Ironically, we all do things to avoid other people’s anger, but we can often be quick to anger ourselves.
And even though we dread another’s anger, we still use our own to control other people.
Anger can come from two different places:
The first anger comes from our adult self. It’s a logical place and looks a lot like outrage. Outrage is the feeling we get when confronted by injustice. Outrage spurs us on to take appropriate action when harm is done to ourselves, others, or the planet.
Outrage is a positive, forward-moving emotion; it moves us into action—to stop crime and violence or clean up the environment. Outrage comes from within, a place of integrity, caring, and compassion.
But anger can also come from a scared, adolescent place. This is deep within—a wounded part of ourselves that fears being rejected, abandoned, or controlled by others. This anger feels like intense frustration.
Anger that comes from the scared inner child’s place greatly fears embarrassment, humiliation, disrespect, and helplessness. It is an iceberg of anger. When these fearful feelings are triggered, this adolescent part does not want to feel helpless no matter the consequences, often resulting in attacks or blaming.
The anger is set off by a feeling of being controlled by a person or situation. This adolescent, blaming anger is almost always stemming from something else—our deep-seated, unresolved wounds from childhood. Although healthy and protective when we were scared children, these habits and patterns of knee-jerk reactions and anger do not serve us as adults.
The key to letting go of this kind of anger:
We have to start taking responsibility for our emotions—sort through them. We must take care of ourselves and look back at the roots and causes. If we continue to blame others, to intimidate them into changing so that we will feel safe again, we will never feel safe. Ultimately it is always us who will need to make the change (by taking full responsibility).
Adolescent anger causes many relationship problems. If this juvenile, blaming anger is ignored, it can create many problems within our relationships. None of us likes to be blamed for another’s feelings—period.

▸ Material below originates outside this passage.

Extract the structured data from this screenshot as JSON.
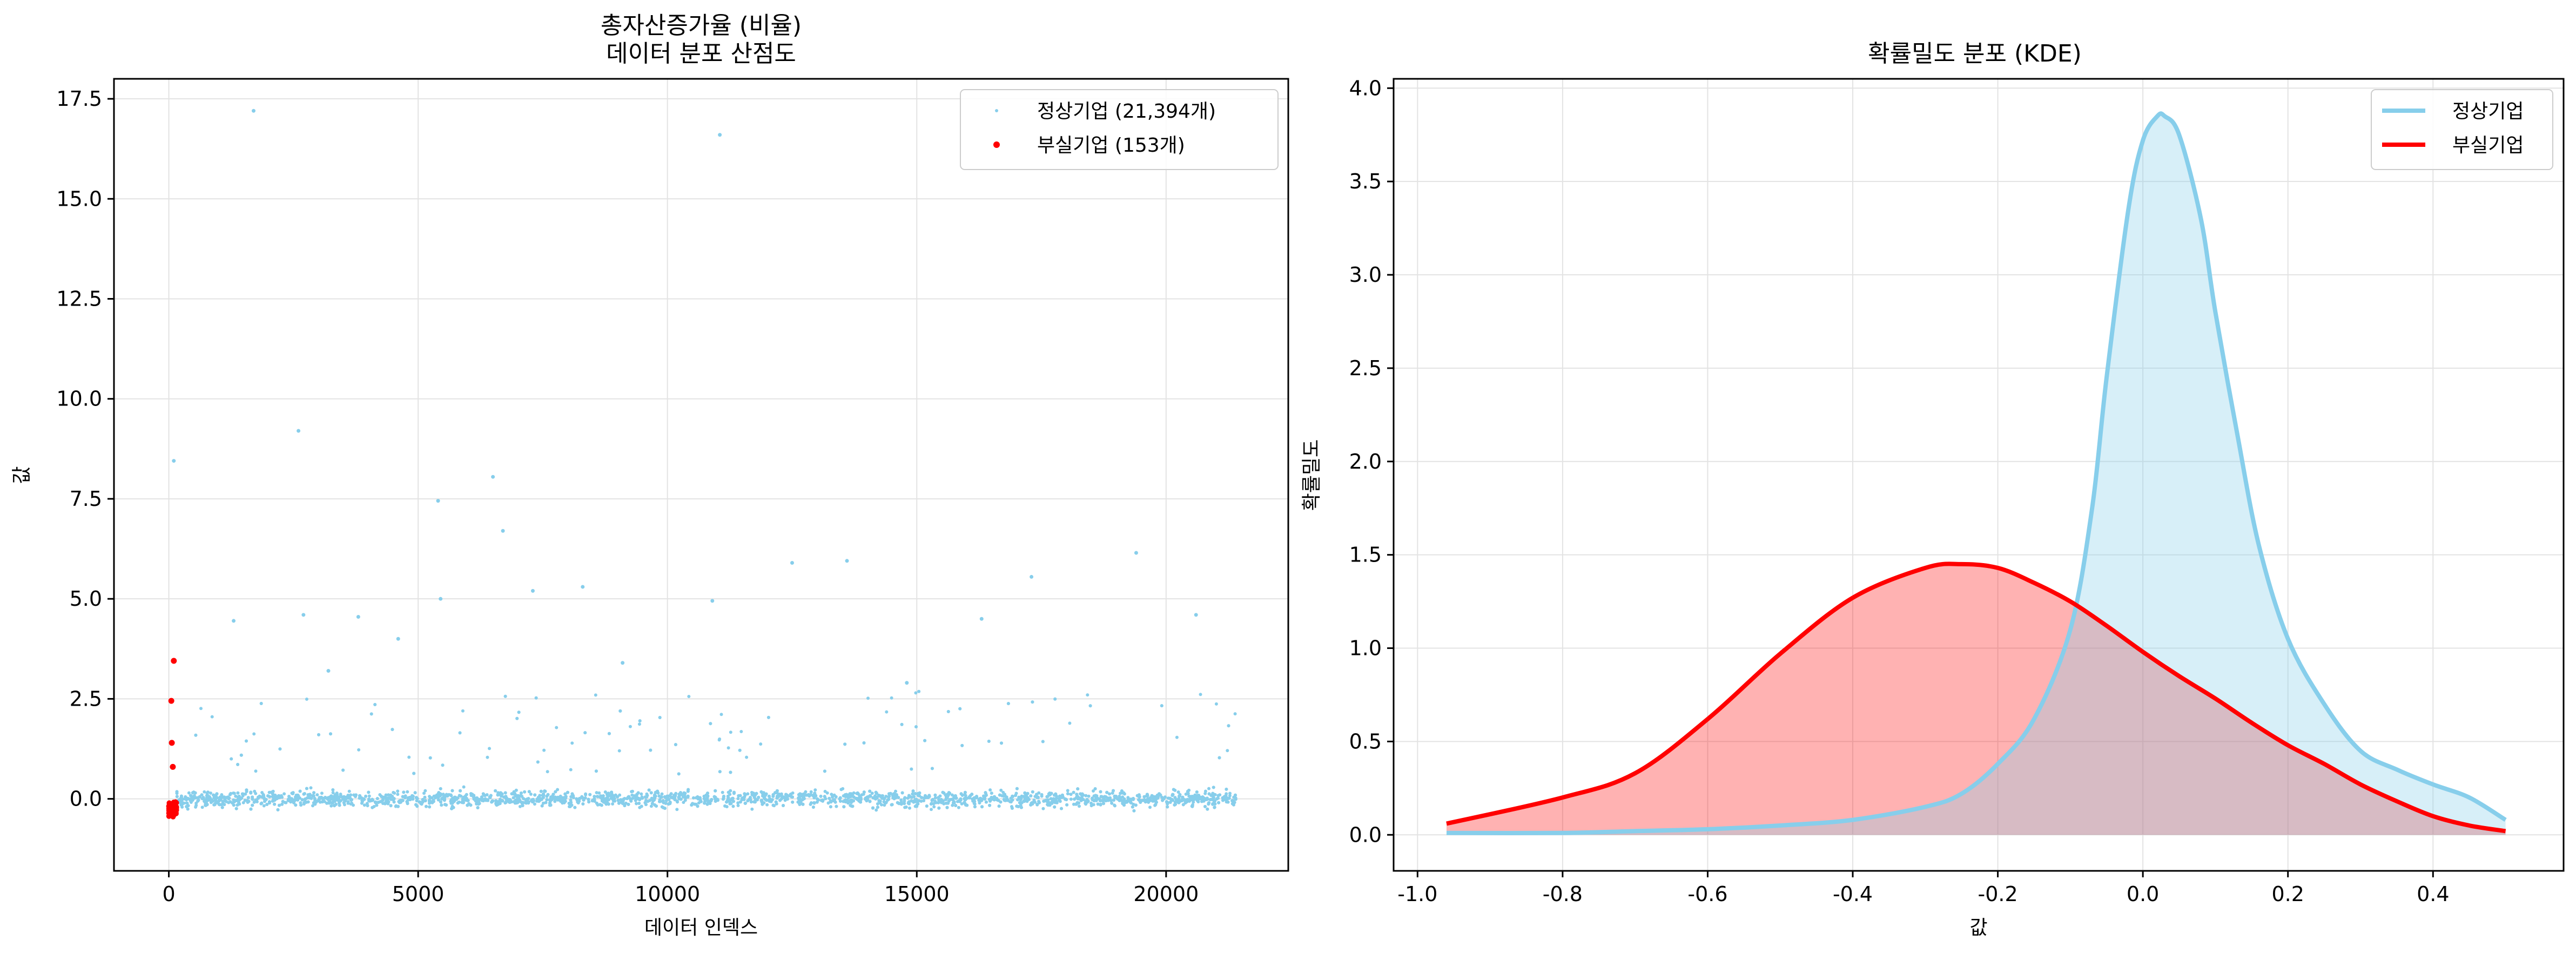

Nobody wants to be emotionally intimidated and manipulated into taking responsibility for someone else’s wounded self. This adolescent anger generates resistance in the other person—never-ending power struggles.
The person on the receiving end of the anger might submit, but this is called caretaking. It is another form of gaining control. This person starts thinking it’s more comfortable to do what they want—to stop the discomfort—but this never works long-term.
The calm, submissive person will start to dislike and fear the angry person. As the resentment manifests more and more, they will (consciously or subconsciously) find ways to resist passively. Or they might entirely disengage from the relationship.
When anger comes up from a wounded place, it is always unhealthy to dump or suppress it. The only healthy alternative is to learn from it—grow from it. And the only healthy, loving action to take when someone is dumping their anger on you is: disengage (lovingly).
But how do we do this?
Our anger toward another person or situation is a chance to learn, grow, and take responsibility for our feelings and needs. We need to accept that our anger is our own—fully; no one is responsible but us. Once we understand this, we can start to recognize the anger before it gets to a point we can’t control.
Unfortunately, if this sort of anger continues in a relationship without any healing, it becomes abuse.
This is why understanding and making peace with our wounds is so important.